- Born: Molly May Dacosta November 1944 Manchester, Colony of Jamaica, British Empire
- Education: Ryerson University
- Occupation: Netball administrator
- Known for: Netball
- Spouse: Izette Rhone
- Children: 2
- Parent(s): Violet and Adolfus Dacosta

= Molly Rhone =

Jamaican athlete

Molly May Rhone (born November 1944) is a Jamaican sports administrator and former netball player. She served as president of the International Netball Federation (INF) from 2003 to 2019.

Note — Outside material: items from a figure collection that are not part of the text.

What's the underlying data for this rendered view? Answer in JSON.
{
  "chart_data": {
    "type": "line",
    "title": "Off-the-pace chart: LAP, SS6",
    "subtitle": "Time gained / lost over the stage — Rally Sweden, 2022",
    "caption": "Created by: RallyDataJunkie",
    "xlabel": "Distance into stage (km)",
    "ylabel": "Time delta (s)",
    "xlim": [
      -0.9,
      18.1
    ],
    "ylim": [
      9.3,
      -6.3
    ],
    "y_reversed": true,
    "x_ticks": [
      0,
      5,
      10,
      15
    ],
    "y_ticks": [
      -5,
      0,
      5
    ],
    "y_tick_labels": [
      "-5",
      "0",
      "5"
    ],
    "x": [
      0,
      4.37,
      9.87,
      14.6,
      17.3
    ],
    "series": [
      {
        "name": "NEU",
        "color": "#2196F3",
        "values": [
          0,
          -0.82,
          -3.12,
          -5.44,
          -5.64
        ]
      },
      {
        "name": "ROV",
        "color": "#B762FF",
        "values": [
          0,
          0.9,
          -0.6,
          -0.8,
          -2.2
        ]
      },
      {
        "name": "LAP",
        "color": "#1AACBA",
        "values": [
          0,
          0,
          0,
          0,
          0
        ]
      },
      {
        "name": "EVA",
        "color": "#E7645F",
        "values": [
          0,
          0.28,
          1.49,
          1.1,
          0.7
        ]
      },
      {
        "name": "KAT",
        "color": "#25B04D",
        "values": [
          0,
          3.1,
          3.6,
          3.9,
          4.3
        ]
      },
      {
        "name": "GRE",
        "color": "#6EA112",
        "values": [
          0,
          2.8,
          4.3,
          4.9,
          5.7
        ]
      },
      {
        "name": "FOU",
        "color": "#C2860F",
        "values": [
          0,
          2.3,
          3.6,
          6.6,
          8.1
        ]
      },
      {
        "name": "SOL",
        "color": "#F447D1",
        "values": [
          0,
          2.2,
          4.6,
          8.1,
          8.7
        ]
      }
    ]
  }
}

==Early life and education==
Rhone was born in November 1944 in Manchester to parents Violet and Adolfus Dacosta. She attended Knox College, a high school in Spalding, Clarendon, where she started playing netball, and was also active in the school's athletics team. Rhone studied information technology (IT) at the Ryerson Polytechnical Institute in Toronto (Canada), graduating with a diploma in 1969. On her return to Jamaica, she worked as IT director for the national airline Air Jamaica.

==Netball career==
Rhone played international games as a member of Jamaican Under-21, Under-23 and senior national netball teams, including the 1975 World Netball Championships, where she was the vice-captain of the Jamaican team. She was elected vice-president of the Jamaica Netball Association in 1991, and was elevated to the office of president in 1993. From 1999 Rhone served concurrently as vice-president of the International Federation of Netball Associations. In 2003 she was elected president of the IFNA, succeeding Sheryl Dawson. To date, she has been the first and only Jamaican woman to head an international sporting body. On July 21, 2019, Rhone stepped down as president of the INF and was succeeded by Liz Nicholl. She was also a member of the Jamaica Anti-Doping Commission (JADCO) and the National Olympic Committee.

==Honours and awards==
Rhone received her first national honour in 1999 when she was appointed to the Order of Distinction, with the rank of Officer. In 2007, Rhone she was promoted to the rank of Commander for her contribution to local and international sports, in particular Netball. In 2011, she was appointed to the Order of Jamaica, for services locally and internationally in Sports Administration, in particular, Netball.

==Personal life==
Rhone was married to the late Jamaican golfer Izette Rhone. She has two sons.